Der Jubel brachte die Halle fast zum Wanken. Der Kaplan brauchte mehrere Anläufe und letztlich ein Machtwort Friedrichs, bis hinreichend Ruhe eintrat, damit er ein Totengebet für den Gefallenen und einen Segensspruch für König Albrecht von Habsburg ausbringen konnte. Ulrich konnte in diesem Moment an nichts anderes mehr denken als an Sibyllas Versprechen in Prag, als er sie gefunden und gleich darauf wieder verloren hatte.
»Ich komme, wenn ihr Freiberg erobert«, hatte sie gesagt. Welche Stadt würden sie nun als erste einnehmen – Freiberg oder Meißen? Mit einem Mal überkam ihn der dringende, unaufschiebbare Wunsch, Sibylla bei sich zu spüren, ihren weichen Körper an sich zu pressen, zu spüren und ganz tief in sie zu stoßen. Und er wollte sie lächeln sehen, mit seinen Fingern durch ihre schwarzen Locken streichen, ihren Duft einatmen, ihre Stimme hören. Lächelnd prostete er Markus zu, der an einem der entfernteren Tische saß und ziemlich angespannt wirkte. Ulrich hatte keinen Zweifel, dass die Gedanken des Freibergers gerade zu Änne flogen.
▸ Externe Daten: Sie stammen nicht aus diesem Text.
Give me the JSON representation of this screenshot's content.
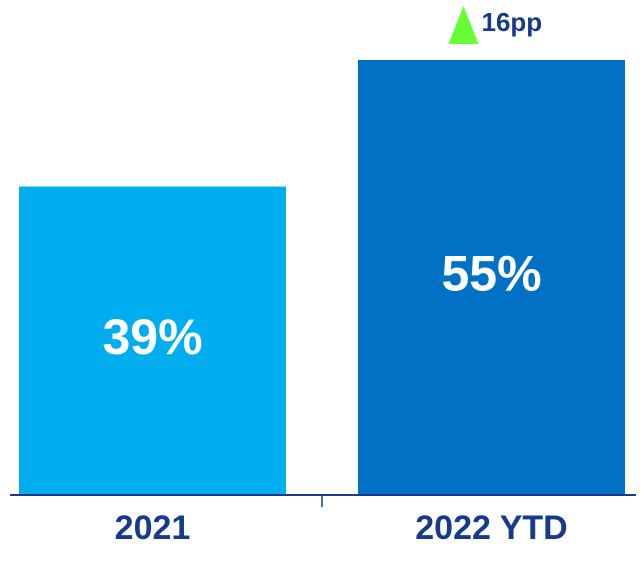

Hoffentlich lebt die junge Frau überhaupt noch, dachte er besorgt. Er wusste wenig über Schwangerschaft und Niederkunft, das war Weiberkram. Aber wenn sie schon so lange vor der Entbindung krank darniederlag, schien ihm die Aussicht gering, dass diese Schwangerschaft zu einem guten Ausgang für Mutter und Kind führte. Wie würde es der Gefährte aufnehmen, wenn er endlich wieder nach Freiberg kam und erfahren musste, dass seine Liebste und sein Kind längst begraben und betrauert waren? Doch würde es ihn fröhlicher stimmen, die beiden mit dem alten Conrad Marsilius in einer glücklichen Familie vereint zu sehen?
Ulrich war gerade bei diesem Gedanken angelangt, als er Friedrich rufen hörte: »Morgen halten wir Einzug in Meißen!«
Also Meißen, dachte Maltitz enttäuscht, während um ihn herum jubelnder Tumult ausbrach. Dabei hatte diese Entscheidung auf der Hand gelegen. Wie schnell wird es wohl gehen, bis wir uns Freiberg zurückholen? Drei Tage? Eine Woche? Fast zweieinhalb Jahre war es her, dass er – wund an Leib und Seele – die blutig eingenommene Stadt hatte verlassen müssen. Nun malte er sich den Einzug in lebhaftesten Farben aus. Und wenn er auch wusste, dass seine Liebste sicher nicht so schnell von den Veränderungen erfahren würde – in allen seinen Traumbildern stand sie da, lächelte und streckte ihm einladend die nackten Arme entgegen.
Friedrich wurde von seinen Gefühlen fast überwältigt, als er Meißen vor sich erblickte. Weithin ragte der Burgberg ins Land. Von der Anhöhe aus, über die er sich mit seiner kleinen Streitmacht näherte, sah er das breite Band der Elbe, die träge dahinfloss und in deren Fluten sich die Türme des Domes spiegelten. Heute endlich würde er an den Platz zurückkehren, der ihm gebührte.